The year is 1912 and Dr. Watson is living alone in rooms in Piccadilly, writing historical novels, while Sherlock Holmes has retired to the South Downs where he keeps bees and conducts scientific experiments. For both men, the time of mysteries and adventures seems very firmly a thing of the past.
On the 9th of April though, Dr. Watson admits an unexpected visitor who turns out to be government official with a message from Holmes.
The retired investigator has been convinced to travel to America on a secret government mission, and asks Watson to join him for the journey. They will be travelling on the maiden voyage of The Titanic, accompanied by Miss Christine Norton, a young spy who will be transporting top secret documents to America. Miss Norton is also the daughter of Irene Adler, the only woman who ever managed to better Sherlock Holmes.

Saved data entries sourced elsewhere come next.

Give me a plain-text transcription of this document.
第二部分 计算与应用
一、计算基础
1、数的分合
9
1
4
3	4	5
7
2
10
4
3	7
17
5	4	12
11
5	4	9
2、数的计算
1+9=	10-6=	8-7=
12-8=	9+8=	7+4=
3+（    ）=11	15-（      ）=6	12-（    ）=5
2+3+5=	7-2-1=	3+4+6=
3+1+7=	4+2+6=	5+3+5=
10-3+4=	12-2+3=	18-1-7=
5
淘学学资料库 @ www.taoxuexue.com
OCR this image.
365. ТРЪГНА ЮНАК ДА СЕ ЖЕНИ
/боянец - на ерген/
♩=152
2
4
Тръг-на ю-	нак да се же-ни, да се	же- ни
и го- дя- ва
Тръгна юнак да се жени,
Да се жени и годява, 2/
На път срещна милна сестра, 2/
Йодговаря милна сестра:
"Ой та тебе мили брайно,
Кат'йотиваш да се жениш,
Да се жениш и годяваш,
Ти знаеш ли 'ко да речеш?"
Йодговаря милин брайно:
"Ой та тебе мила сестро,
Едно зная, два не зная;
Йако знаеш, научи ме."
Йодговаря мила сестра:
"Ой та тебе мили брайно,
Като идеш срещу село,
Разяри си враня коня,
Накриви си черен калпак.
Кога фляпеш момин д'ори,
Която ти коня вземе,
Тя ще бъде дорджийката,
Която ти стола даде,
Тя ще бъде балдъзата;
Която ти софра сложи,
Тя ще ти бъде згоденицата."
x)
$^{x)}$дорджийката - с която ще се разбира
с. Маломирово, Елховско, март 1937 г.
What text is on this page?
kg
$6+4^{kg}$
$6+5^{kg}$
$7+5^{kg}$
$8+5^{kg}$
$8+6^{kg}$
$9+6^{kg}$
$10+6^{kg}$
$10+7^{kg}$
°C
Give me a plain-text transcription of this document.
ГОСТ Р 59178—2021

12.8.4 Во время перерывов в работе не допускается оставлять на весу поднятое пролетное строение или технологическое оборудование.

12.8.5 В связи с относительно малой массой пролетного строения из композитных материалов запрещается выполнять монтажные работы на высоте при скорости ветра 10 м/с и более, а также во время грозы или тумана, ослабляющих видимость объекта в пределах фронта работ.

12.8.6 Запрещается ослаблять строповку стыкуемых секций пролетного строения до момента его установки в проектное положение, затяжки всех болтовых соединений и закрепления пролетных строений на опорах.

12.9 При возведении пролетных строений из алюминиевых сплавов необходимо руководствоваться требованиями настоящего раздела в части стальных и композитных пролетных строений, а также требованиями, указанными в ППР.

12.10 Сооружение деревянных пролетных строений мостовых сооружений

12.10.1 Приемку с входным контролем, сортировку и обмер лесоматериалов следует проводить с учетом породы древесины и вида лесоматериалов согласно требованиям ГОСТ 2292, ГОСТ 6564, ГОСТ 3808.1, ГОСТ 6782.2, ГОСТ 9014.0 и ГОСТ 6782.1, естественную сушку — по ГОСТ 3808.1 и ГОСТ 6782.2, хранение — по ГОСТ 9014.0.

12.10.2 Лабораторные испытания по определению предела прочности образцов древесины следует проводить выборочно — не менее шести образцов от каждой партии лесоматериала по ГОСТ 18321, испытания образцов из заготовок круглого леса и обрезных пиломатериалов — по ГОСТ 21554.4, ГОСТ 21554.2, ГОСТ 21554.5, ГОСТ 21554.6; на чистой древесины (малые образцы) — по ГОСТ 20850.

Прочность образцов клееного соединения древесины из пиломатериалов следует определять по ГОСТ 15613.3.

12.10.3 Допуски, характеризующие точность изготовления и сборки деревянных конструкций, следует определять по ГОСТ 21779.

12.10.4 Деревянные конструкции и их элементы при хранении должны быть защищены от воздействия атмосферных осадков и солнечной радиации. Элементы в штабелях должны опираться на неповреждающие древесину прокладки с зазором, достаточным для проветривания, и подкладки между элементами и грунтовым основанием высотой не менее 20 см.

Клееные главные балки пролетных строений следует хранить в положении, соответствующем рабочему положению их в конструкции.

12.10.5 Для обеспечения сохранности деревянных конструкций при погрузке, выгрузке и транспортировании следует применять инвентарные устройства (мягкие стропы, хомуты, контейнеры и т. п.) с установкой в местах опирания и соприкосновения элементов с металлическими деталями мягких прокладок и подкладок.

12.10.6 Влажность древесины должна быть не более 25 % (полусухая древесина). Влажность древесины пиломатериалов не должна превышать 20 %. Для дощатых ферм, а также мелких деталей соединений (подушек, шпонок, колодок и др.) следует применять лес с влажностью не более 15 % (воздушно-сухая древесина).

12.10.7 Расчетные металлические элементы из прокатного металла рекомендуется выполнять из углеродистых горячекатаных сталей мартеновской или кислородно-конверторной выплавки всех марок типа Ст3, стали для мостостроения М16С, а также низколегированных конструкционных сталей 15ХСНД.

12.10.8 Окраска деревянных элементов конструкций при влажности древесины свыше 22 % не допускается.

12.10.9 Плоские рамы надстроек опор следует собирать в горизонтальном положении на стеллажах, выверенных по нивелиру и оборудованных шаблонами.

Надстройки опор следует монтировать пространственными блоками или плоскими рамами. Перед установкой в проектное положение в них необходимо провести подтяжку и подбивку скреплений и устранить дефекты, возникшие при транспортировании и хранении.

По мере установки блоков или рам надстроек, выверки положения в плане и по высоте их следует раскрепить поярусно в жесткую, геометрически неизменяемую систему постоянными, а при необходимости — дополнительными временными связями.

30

On board the Titanic, Holmes is incognito, pretending to be Giles Winter, a Royal Navy Commodore but Watson, travelling under his own name attracts a lot of attention as the author of the books about the famous detective.
It isn’t long before trouble starts for the trio travelling to New York. Miss Norton’s room gets broken into and the secret plans stolen. There is no shortage of suspects on board, one of whom is Colonel James Moriarty, brother of Holmes infamous nemesis the Professor.
With national security at stake Holmes and his associates know they only have a few days to unravel the mystery of who stole the plans since once the Titanic arrives in America both the thief and the plans will just disappear. Little do they know that they have even less time than they feared.
While the Titanic sails towards her date with destiny, a frantic search for the plans is conducted while other and apparently unrelated mysteries also ask for investigations.
This was, once again, an enjoyable addition to the original Sherlock Holmes series of books and stories. The Further Adventures that I have read so far have all been of a high quality; close enough to the originals to make both the stories and the characters easily recognisable yet original enough to make them separate entities rather than poor carbon copies of Conan Doyle’s creations.
William Seil has, in this book, offered the reader another fascinating mystery. He makes good use of the original back stories and characters by introducing relatives of former opponents of Holmes as both friend and foe, while also adding a number of fresh characters that could easily have been coming from those originals.
Setting the story on board of The Titanic is of course very timely now that we’re only days away from the sinking of that great ship and I like the way the author dealt with their trip as well as the aftermath of the sinking.
I also like the way Seil dealt with the sinking tragedy. It would have been so easy to centre the story around that event, but the author didn’t fall into that particular trap. Instead he has given the reader an honest mystery in which the sinking plays only a relatively small part.
Overall I thoroughly enjoyed this book, find myself very grateful to have discovered these Further Adventures of Sherlock Holmes and hope that the series will continue for a long time yet.